Walstrandungen: Lehren ziehen, Strukturen schaffen
Die jüngsten Buckelwal-Strandungen haben aus Sicht des Landes gezeigt, dass es klarere Strukturen und abgestimmte Verfahren braucht. Mecklenburg-Vorpommern setzt sich daher für einen länderübergreifenden „Runden Tisch Walstrandungen“ ein. Sein erklärtes Ziel ist ein gemeinsames Konzept mit klaren Zuständigkeiten, abgestimmten Abläufen und einer tragfähigen Koordinierungsstruktur. „Solche Einsätze sind hochkomplex. Wir brauchen klare Verantwortlichkeiten, abgestimmte Prozesse und eine gemeinsame Linie über Ländergrenzen hinweg“, sagt Backhaus. Die Bund/Länder-Arbeitsgemeinschaft Nord- und Ostsee (BLANO) hat den Auftrag erhalten, bis zur Herbst-UMK 2026 Vorschläge zum zukünftigen Umgang mit Walstrandungen vorzulegen.
Munitionsaltlasten: Bund muss liefern
Ein weiterer Schwerpunkt war die Bergung von Munitionsaltlasten in Nord- und Ostsee. Mecklenburg-Vorpommern fordert vom Bund mehr Tempo und Verlässlichkeit.
Konkret wird die Vorlage der Ergebnisse aus den Pilotbergungen sowie ein gemeinsames Finanzierungsmodell für die langfristige Munitionsbeseitigung gefordert.
„Hier handelt es sich um eine Generationenaufgabe. Der Bund muss gemeinsam mit den Ländern für klare Zuständigkeiten und eine verlässliche Finanzierung sorgen“, so Backhaus.
Zudem setzt sich das Land für die schnelle Einrichtung des Bundeskompetenzzentrums „Munitionsbergung aus dem Meer“ in Rostock ein.
Kormoran: Bestände managen, Interessen ausgleichen
Auch beim Umgang mit dem Kormoran sprach sich Mecklenburg-Vorpommern auf der UMK für einen ausgewogenen Ansatz aus.

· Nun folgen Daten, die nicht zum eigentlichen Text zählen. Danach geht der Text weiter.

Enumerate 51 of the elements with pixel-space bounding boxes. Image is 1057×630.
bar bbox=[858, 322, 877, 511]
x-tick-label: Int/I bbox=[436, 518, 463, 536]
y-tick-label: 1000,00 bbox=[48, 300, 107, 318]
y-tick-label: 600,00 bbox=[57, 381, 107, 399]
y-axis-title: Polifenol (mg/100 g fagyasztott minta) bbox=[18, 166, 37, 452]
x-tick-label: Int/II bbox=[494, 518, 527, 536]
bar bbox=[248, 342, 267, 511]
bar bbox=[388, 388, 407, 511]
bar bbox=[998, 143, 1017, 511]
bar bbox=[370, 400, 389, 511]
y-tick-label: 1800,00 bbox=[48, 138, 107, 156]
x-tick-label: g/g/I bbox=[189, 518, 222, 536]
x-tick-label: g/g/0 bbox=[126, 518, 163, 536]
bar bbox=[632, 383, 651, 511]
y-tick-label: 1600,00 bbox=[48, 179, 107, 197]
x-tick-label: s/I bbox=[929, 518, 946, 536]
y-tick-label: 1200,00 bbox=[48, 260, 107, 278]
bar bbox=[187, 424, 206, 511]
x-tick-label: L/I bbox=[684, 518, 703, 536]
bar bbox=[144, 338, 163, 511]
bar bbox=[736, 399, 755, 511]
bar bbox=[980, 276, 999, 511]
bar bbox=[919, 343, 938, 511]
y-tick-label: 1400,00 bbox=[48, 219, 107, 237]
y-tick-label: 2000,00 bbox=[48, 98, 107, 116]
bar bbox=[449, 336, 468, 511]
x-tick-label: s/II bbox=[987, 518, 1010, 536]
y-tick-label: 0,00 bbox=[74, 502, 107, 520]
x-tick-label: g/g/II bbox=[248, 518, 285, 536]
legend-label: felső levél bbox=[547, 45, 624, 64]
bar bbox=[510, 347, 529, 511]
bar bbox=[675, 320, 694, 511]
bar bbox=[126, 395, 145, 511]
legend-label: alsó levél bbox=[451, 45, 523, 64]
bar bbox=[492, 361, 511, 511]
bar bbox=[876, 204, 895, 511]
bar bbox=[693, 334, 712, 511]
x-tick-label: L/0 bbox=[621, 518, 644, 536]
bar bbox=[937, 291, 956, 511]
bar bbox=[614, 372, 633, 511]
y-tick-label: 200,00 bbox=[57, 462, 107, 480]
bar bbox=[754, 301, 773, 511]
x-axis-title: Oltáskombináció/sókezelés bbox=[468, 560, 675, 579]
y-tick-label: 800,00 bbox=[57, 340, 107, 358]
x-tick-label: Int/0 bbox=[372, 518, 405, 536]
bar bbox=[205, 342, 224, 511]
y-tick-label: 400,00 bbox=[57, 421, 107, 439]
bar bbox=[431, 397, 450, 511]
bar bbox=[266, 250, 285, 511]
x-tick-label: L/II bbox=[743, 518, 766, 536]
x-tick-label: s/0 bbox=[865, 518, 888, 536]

„Der europäische Kormoranbestand hat sich stabil entwickelt, das ist ein Erfolg des Artenschutzes. Vor diesem Hintergrund setzt sich das Land dafür ein, die rechtlichen Spielräume zu erweitern und ein europaweites Management zu prüfen. Es sollte auch geprüft werden, ob eine Umlistung des Kormorans in Anhang II der Vogelschutzrichtlinie als jagdbare Art aufzunehmen. Nur so schaffen wir es, Artenschutz und die berechtigten Interessen der Fischerei unter einen Hut zu bringen“, betonte Backhaus.